Aggressive BP Therapy Won't Stop AF Recurrences After Ablation: SMAC-AF

Larry Hand

November 15, 2016

NEW ORLEANS, LA — Aggressive blood-pressure–lowering therapy in the months prior to scheduled ablation of atrial fibrillation (AF) did not provide sustained protection against AF recurrence 3 months after the procedure, in a randomized, open-label trial presented here at the American Heart Association (AHA) 2016 Scientific Sessions[1].

"The average number of blood-pressure medications that patients were on was three," Dr Ratika Parkash (QEII Health Sciences Center, Halifax, NS) told heartwire from Medscape.

"The effect on blood pressure was quite dramatic early on in the study. Patients achieved their target blood pressure certainly by 3 months postablation. The mean blood pressure at 6 months was 123 mm Hg across the board, and three-quarters of patients achieved a blood pressure of less than 120 mm Hg," she said.

Parkash and colleagues conducted the randomized, open-label Substrate Modification with Aggressive Blood Pressure Control (SMAC-AF) (SMAC-AF) trial involving 184 patients with hypertension randomized to either aggressive blood-pressure treatment (n=92) or standard blood-pressure treatment (n=92) up to 6 months prior to scheduled AF ablation. The final analysis involved 88 patients in the aggressive-therapy group who went on to ablation and 85 in the standard-therapy arm who went on to ablation.

Mean patient age was about 60 years, and three-quarters were men. Mean body-mass index was about 32 and mean blood pressure was 143.9/84.9 in the aggressive arm and 142.2 in the standard arm; 16.3% of the aggressive arm had diabetes, compared with 10.9% of the standard arm.
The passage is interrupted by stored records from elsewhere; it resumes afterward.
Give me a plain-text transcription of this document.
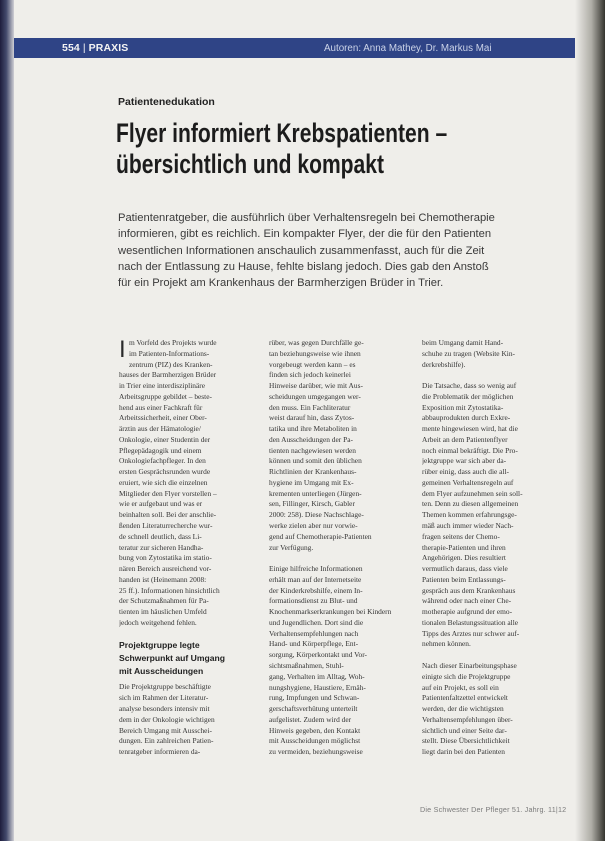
554 | PRAXIS	Autoren: Anna Mathey, Dr. Markus Mai
Patientenedukation
Flyer informiert Krebspatienten –
übersichtlich und kompakt
Patientenratgeber, die ausführlich über Verhaltensregeln bei Chemotherapie
informieren, gibt es reichlich. Ein kompakter Flyer, der die für den Patienten
wesentlichen Informationen anschaulich zusammenfasst, auch für die Zeit
nach der Entlassung zu Hause, fehlte bislang jedoch. Dies gab den Anstoß
für ein Projekt am Krankenhaus der Barmherzigen Brüder in Trier.
I m Vorfeld des Projekts wurde
im Patienten-Informations-
zentrum (PIZ) des Kranken-
hauses der Barmherzigen Brüder
in Trier eine interdisziplinäre
Arbeitsgruppe gebildet – beste-
hend aus einer Fachkraft für
Arbeitssicherheit, einer Ober-
ärztin aus der Hämatologie/
Onkologie, einer Studentin der
Pflegepädagogik und einem
Onkologiefachpfleger. In den
ersten Gesprächsrunden wurde
eruiert, wie sich die einzelnen
Mitglieder den Flyer vorstellen –
wie er aufgebaut und was er
beinhalten soll. Bei der anschlie-
ßenden Literaturrecherche wur-
de schnell deutlich, dass Li-
teratur zur sicheren Handha-
bung von Zytostatika im statio-
nären Bereich ausreichend vor-
handen ist (Heinemann 2008:
25 ff.). Informationen hinsichtlich
der Schutzmaßnahmen für Pa-
tienten im häuslichen Umfeld
jedoch weitgehend fehlen.
Projektgruppe legte
Schwerpunkt auf Umgang
mit Ausscheidungen
Die Projektgruppe beschäftigte
sich im Rahmen der Literatur-
analyse besonders intensiv mit
dem in der Onkologie wichtigen
Bereich Umgang mit Ausschei-
dungen. Ein zahlreichen Patien-
tenratgeber informieren da-
rüber, was gegen Durchfälle ge-
tan beziehungsweise wie ihnen
vorgebeugt werden kann – es
finden sich jedoch keinerlei
Hinweise darüber, wie mit Aus-
scheidungen umgegangen wer-
den muss. Ein Fachliteratur
weist darauf hin, dass Zytos-
tatika und ihre Metaboliten in
den Ausscheidungen der Pa-
tienten nachgewiesen werden
können und somit den üblichen
Richtlinien der Krankenhaus-
hygiene im Umgang mit Ex-
krementen unterliegen (Jürgen-
sen, Fillinger, Kirsch, Gabler
2000: 258). Diese Nachschlage-
werke zielen aber nur vorwie-
gend auf Chemotherapie-Patienten
zur Verfügung.
Einige hilfreiche Informationen
erhält man auf der Internetseite
der Kinderkrebshilfe, einem In-
formationsdienst zu Blut- und
Knochenmarkserkrankungen bei Kindern
und Jugendlichen. Dort sind die
Verhaltensempfehlungen nach
Hand- und Körperpflege, Ent-
sorgung, Körperkontakt und Vor-
sichtsmaßnahmen, Stuhl-
gang, Verhalten im Alltag, Woh-
nungshygiene, Haustiere, Ernäh-
rung, Impfungen und Schwan-
gerschaftsverhütung unterteilt
aufgelistet. Zudem wird der
Hinweis gegeben, den Kontakt
mit Ausscheidungen möglichst
zu vermeiden, beziehungsweise
beim Umgang damit Hand-
schuhe zu tragen (Website Kin-
derkrebshilfe).
Die Tatsache, dass so wenig auf
die Problematik der möglichen
Exposition mit Zytostatika-
abbauprodukten durch Exkre-
mente hingewiesen wird, hat die
Arbeit an dem Patientenflyer
noch einmal bekräftigt. Die Pro-
jektgruppe war sich aber da-
rüber einig, dass auch die all-
gemeinen Verhaltensregeln auf
dem Flyer aufzunehmen sein soll-
ten. Denn zu diesen allgemeinen
Themen kommen erfahrungsge-
mäß auch immer wieder Nach-
fragen seitens der Chemo-
therapie-Patienten und ihren
Angehörigen. Dies resultiert
vermutlich daraus, dass viele
Patienten beim Entlassungs-
gespräch aus dem Krankenhaus
während oder nach einer Che-
motherapie aufgrund der emo-
tionalen Belastungssituation alle
Tipps des Arztes nur schwer auf-
nehmen können.
Nach dieser Einarbeitungsphase
einigte sich die Projektgruppe
auf ein Projekt, es soll ein
Patientenfaltzettel entwickelt
werden, der die wichtigsten
Verhaltensempfehlungen über-
sichtlich und einer Seite dar-
stellt. Diese Übersichtlichkeit
liegt darin bei den Patienten
Die Schwester Der Pfleger 51. Jahrg. 11|12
Minimum follow-up was 12 months and maximum follow-up was 30 months from randomization.

Patients in the aggressive arm experienced a decrease in blood pressure to a mean of 123.2/80.8 at 6 months, while patients in the standard group had a mean blood pressure of 135.4/76.7. Blood pressure had risen slightly in the aggressive group while the standard group experienced a slightly lower blood pressure at the time.

About a quarter of the patients in the aggressive group experienced hypotension.

For the primary outcome of time to recurrent symptomatic AF/atrial tachycardia/atrial flutter 3 months postablation, both groups had about a 60% incidence at 24 months (hazard ratio 0.94; 95% CI 0.65–1.38; P=0.73). About a quarter of all patients had an AF-related emergency-department visit, and about 10% had AF-related hospitalizations.

"Duration of therapy prior to ablation was a median of 3.5 months and may not have resulted in adequate effect," Parkash said during the presentation. "The atrial myopathy in these patients with a prolonged and high AF burden may not be reversible."

The fact that the treatment didn't hold up "is what I'm struggling with," she told heartwire . "It's possible that the length of time that we treated the patients was inadequate or that the atrial substrate was too far advanced in the population that we chose. These people were at very high risk for recurrent atrial fibrillation. They embodied every possible indicator for recurrent atrial fibrillation.

"This study raises a lot of questions for us with respect to patients who already have atrial arrhythmia and what we can do to prevent recurrence. It is different from those patients who have not yet developed atrial fibrillation," she said.

"The first thing we need to ask is, was the intervention successful?" Dr Jonathan P Piccini (Duke Clinical Research Institute, Durham, NC), discussant at the presentation, said. "And indeed we see significant blood pressure that appears to sustain throughout the study. But when we look at the outcomes, we see that there was no major difference in recurring atrial arrhythmias in follow-up.

"We need to keep in mind that there are some limitations, as there are in any clinical trial. The patients were treated only for a median of 5 months. Perhaps there was insufficient preablation study. And finally, the sample size was relatively modest," he said.

"I think it's the fact that aggressive blood-pressure control alone may be too little. Targeting a single risk factor in isolation following catheter ablation is likely suboptimal. Future efforts will most likely target multiple risk-factor interventions and optimize care of the entire patient," he concluded.

Parkash reported receiving research support from St Jude Medical and Medtronic. Disclosures for the coauthors are listed in the abstract.